Rouhani and members of his administration have on various occasions signaled optimism toward a deal on the immediate horizon. In the latest, Rouhani’s influential chief of staff, Mahmoud Vaezi, said an agreement had been reached on the sticking point in the negotiations, namely the lifting of sanctions against individuals and entities linked to the office of Supreme Leader Ayatollah Ali Khamenei. Vaezi also appeared confident that the deal has already seen all economic sanctions fully disappear, including the ones targeting Iran’s oil industry, shipping and banking. The statement, however, has been denied by Washington. While suggesting a draft might have already been made, an anonymous state department official noted there is no such deal until all issues are resolved.

The Vienna talks have now been adjourned for further consultations by the negotiators with their capitals. To Rouhani, a revived JCPOA is the key goal to pursue in the coming 40 days before he bids farewell to an office that will be taken by hard-liner Ebrahim Raisi.

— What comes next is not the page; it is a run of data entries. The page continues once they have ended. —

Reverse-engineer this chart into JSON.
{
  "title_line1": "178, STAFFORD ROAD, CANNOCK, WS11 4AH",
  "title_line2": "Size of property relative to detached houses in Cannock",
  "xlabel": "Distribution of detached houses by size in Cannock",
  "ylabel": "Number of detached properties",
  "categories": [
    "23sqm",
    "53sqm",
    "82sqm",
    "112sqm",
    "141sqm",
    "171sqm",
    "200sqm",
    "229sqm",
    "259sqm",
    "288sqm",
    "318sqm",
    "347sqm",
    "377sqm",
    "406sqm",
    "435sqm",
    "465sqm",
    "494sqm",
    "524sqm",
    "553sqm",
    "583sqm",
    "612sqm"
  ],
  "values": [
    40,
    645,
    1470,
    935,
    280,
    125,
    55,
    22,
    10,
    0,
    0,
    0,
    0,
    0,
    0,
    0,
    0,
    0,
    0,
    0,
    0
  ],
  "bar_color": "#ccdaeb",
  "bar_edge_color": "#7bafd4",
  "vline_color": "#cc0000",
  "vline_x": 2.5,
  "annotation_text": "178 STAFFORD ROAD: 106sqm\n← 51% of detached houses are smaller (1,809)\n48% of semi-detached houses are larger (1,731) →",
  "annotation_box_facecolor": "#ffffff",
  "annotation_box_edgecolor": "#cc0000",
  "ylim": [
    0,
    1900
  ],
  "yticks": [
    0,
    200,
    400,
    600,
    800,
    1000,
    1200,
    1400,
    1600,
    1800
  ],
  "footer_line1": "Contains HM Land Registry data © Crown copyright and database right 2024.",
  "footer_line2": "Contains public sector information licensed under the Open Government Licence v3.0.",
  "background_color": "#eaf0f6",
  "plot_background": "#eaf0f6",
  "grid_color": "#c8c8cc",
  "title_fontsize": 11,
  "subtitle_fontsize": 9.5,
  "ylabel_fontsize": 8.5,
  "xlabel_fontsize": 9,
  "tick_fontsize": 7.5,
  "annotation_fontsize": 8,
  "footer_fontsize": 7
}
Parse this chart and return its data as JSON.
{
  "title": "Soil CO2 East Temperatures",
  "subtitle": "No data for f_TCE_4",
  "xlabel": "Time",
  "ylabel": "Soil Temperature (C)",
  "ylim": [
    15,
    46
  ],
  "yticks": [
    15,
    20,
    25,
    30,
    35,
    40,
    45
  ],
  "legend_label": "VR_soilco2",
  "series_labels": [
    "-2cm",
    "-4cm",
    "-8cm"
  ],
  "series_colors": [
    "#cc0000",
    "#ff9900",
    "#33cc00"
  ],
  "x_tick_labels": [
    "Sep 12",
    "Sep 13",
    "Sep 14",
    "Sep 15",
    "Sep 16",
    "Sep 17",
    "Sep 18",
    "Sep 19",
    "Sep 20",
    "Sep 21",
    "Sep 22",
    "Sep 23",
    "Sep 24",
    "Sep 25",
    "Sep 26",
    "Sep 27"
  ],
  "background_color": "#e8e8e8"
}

The new Iranian president has issued a flat “no” to direct talks with his American counterpart. Yet he has nodded to pursuing the ongoing talks, albeit in his own style. Raisi won by an easy landslide last week following a race against toothless contenders handpicked by the powerful Guardian Council in control of hard-liners.

In the run-up to the election marred by the lowest turnout in the Islamic Republic’s history, the cleric centralized his campaign on fixing the economy and improving the public livelihood squeezed by US sanctions.

The new president and the hard-liners behind him do seem to have recognized the potential contribution of a sanctions-free economy to his public standing. In the partisan battle for sanctions removal, they appear to be locked and loaded to prevent Rouhani from gaining such credit.